Amazon Personalize datasets are containers for data. There are five types of datasets:

  • Item interactions – This dataset stores historical and real-time data from interactions between users and items. In Amazon Personalize, an interaction is an event that you record and then import as training data. For both Domain dataset groups and Custom dataset groups, you must at minimum create an Item interactions dataset.

  • Users – This dataset stores metadata about your users. This might include information such as age, gender, loyalty membership, or item title.

  • Items – This dataset stores metadata about your items. This might include information such as price, SKU type, or availability.

  • Actions – This dataset stores metadata about your actions. An action is an engagement activity that you might want to recommend to your customers. Actions might include installing your mobile app, completing a membership profile, joining your loyalty program, or signing up for promotional emails. For the Next-Best-Action recipe, the Actions dataset is required. No other custom recipe or domain use case uses Actions data.

  • Action interactions – This dataset stores historical and real-time data from interactions between users and actions. The Next-Best-Action recipe uses this data and the data in your Actions dataset to recommend actions to your users. No other custom recipe or domain use case uses Action-Interactions data.

Each dataset group can have only one of each dataset type. You can't create next best action resources, including Actions and Action Interactions datasets, in a domain dataset group. Amazon Personalize stores your data in datasets until you delete the datasets. For all use cases (Domain dataset groups) and recipes (Custom dataset groups), your interactions data must have the following:

  • At minimum 1000 item interactions records from users interacting with items in your catalog. These interactions can be from bulk imports, or streamed events, or both.

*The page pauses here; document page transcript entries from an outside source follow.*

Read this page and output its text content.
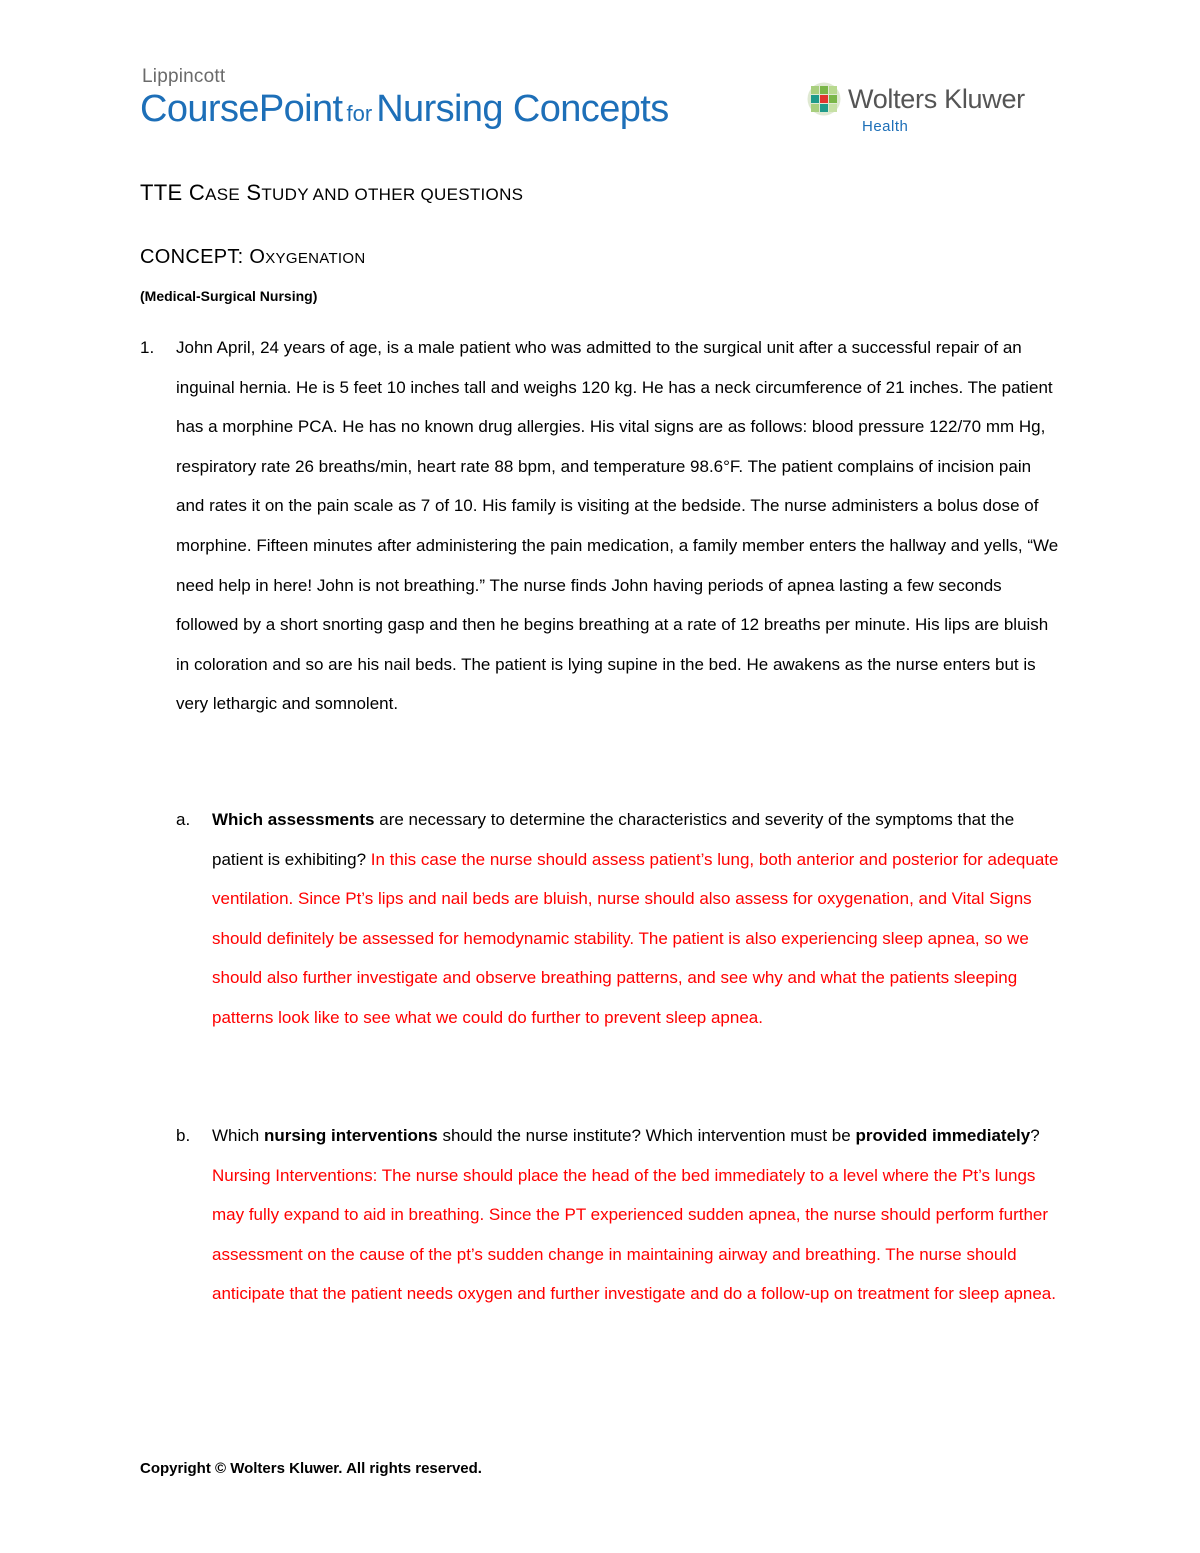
Lippincott
CoursePoint for Nursing Concepts	Wolters Kluwer
Health
TTE CASE STUDY AND OTHER QUESTIONS
CONCEPT: OXYGENATION
(Medical-Surgical Nursing)
1. John April, 24 years of age, is a male patient who was admitted to the surgical unit after a successful repair of an inguinal hernia. He is 5 feet 10 inches tall and weighs 120 kg. He has a neck circumference of 21 inches. The patient has a morphine PCA. He has no known drug allergies. His vital signs are as follows: blood pressure 122/70 mm Hg, respiratory rate 26 breaths/min, heart rate 88 bpm, and temperature 98.6°F. The patient complains of incision pain and rates it on the pain scale as 7 of 10. His family is visiting at the bedside. The nurse administers a bolus dose of morphine. Fifteen minutes after administering the pain medication, a family member enters the hallway and yells, “We need help in here! John is not breathing.” The nurse finds John having periods of apnea lasting a few seconds followed by a short snorting gasp and then he begins breathing at a rate of 12 breaths per minute. His lips are bluish in coloration and so are his nail beds. The patient is lying supine in the bed. He awakens as the nurse enters but is very lethargic and somnolent.
a. Which assessments are necessary to determine the characteristics and severity of the symptoms that the patient is exhibiting? In this case the nurse should assess patient’s lung, both anterior and posterior for adequate ventilation. Since Pt’s lips and nail beds are bluish, nurse should also assess for oxygenation, and Vital Signs should definitely be assessed for hemodynamic stability. The patient is also experiencing sleep apnea, so we should also further investigate and observe breathing patterns, and see why and what the patients sleeping patterns look like to see what we could do further to prevent sleep apnea.
b. Which nursing interventions should the nurse institute? Which intervention must be provided immediately? Nursing Interventions: The nurse should place the head of the bed immediately to a level where the Pt’s lungs may fully expand to aid in breathing. Since the PT experienced sudden apnea, the nurse should perform further assessment on the cause of the pt’s sudden change in maintaining airway and breathing. The nurse should anticipate that the patient needs oxygen and further investigate and do a follow-up on treatment for sleep apnea.
Copyright © Wolters Kluwer. All rights reserved.
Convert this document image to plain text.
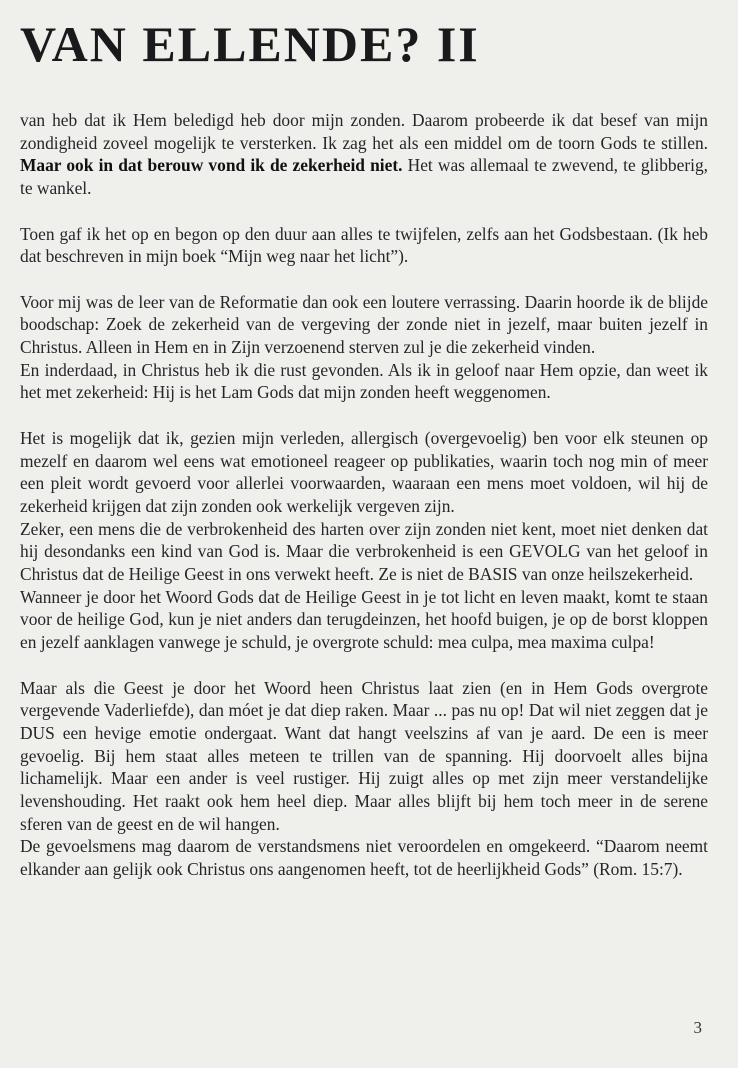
VAN ELLENDE? II

van heb dat ik Hem beledigd heb door mijn zonden. Daarom probeerde ik dat besef van mijn zondigheid zoveel mogelijk te versterken. Ik zag het als een middel om de toorn Gods te stillen. Maar ook in dat berouw vond ik de zekerheid niet. Het was allemaal te zwevend, te glibberig, te wankel.

Toen gaf ik het op en begon op den duur aan alles te twijfelen, zelfs aan het Godsbestaan. (Ik heb dat beschreven in mijn boek “Mijn weg naar het licht”).

Voor mij was de leer van de Reformatie dan ook een loutere verrassing. Daarin hoorde ik de blijde boodschap: Zoek de zekerheid van de vergeving der zonde niet in jezelf, maar buiten jezelf in Christus. Alleen in Hem en in Zijn verzoenend sterven zul je die zekerheid vinden.

En inderdaad, in Christus heb ik die rust gevonden. Als ik in geloof naar Hem opzie, dan weet ik het met zekerheid: Hij is het Lam Gods dat mijn zonden heeft weggenomen.

Het is mogelijk dat ik, gezien mijn verleden, allergisch (overgevoelig) ben voor elk steunen op mezelf en daarom wel eens wat emotioneel reageer op publikaties, waarin toch nog min of meer een pleit wordt gevoerd voor allerlei voorwaarden, waaraan een mens moet voldoen, wil hij de zekerheid krijgen dat zijn zonden ook werkelijk vergeven zijn.

Zeker, een mens die de verbrokenheid des harten over zijn zonden niet kent, moet niet denken dat hij desondanks een kind van God is. Maar die verbrokenheid is een GEVOLG van het geloof in Christus dat de Heilige Geest in ons verwekt heeft. Ze is niet de BASIS van onze heilszekerheid.

Wanneer je door het Woord Gods dat de Heilige Geest in je tot licht en leven maakt, komt te staan voor de heilige God, kun je niet anders dan terugdeinzen, het hoofd buigen, je op de borst kloppen en jezelf aanklagen vanwege je schuld, je overgrote schuld: mea culpa, mea maxima culpa!

Maar als die Geest je door het Woord heen Christus laat zien (en in Hem Gods overgrote vergevende Vaderliefde), dan móet je dat diep raken. Maar ... pas nu op! Dat wil niet zeggen dat je DUS een hevige emotie ondergaat. Want dat hangt veelszins af van je aard. De een is meer gevoelig. Bij hem staat alles meteen te trillen van de spanning. Hij doorvoelt alles bijna lichamelijk. Maar een ander is veel rustiger. Hij zuigt alles op met zijn meer verstandelijke levenshouding. Het raakt ook hem heel diep. Maar alles blijft bij hem toch meer in de serene sferen van de geest en de wil hangen.

De gevoelsmens mag daarom de verstandsmens niet veroordelen en omgekeerd. “Daarom neemt elkander aan gelijk ook Christus ons aangenomen heeft, tot de heerlijkheid Gods” (Rom. 15:7).

3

  • At minimum 25 unique user IDs with at least two item interactions for each.

For quality recommendations, we recommend that you have at minimum 50,000 item interactions from at least 1,000 users with two or more item interactions each.

Before you create a dataset, you define a schema for that dataset. A schema tells Amazon Personalize about the structure of your data and allows Amazon Personalize to parse the data. A schema has a name key whose value must match the dataset type. After you create a schema, you can't make changes to the schema.

For Domain dataset groups, each dataset type has a default schema with required fields and reserved keywords. Each time you create a dataset, you can either use the existing domain schema or create a new one by modifying the existing default schema. Use the default schema as a guide for what data to import for your domain. Once you define the schema and create the dataset, you can't make changes to the schema.

If you import data in bulk, your data must be stored in comma-separated values (CSV) format. The first row of your CSV file must contain column headers, which must match your schema. For information about how to format your bulk data for Amazon Personalize, Data format guidelines.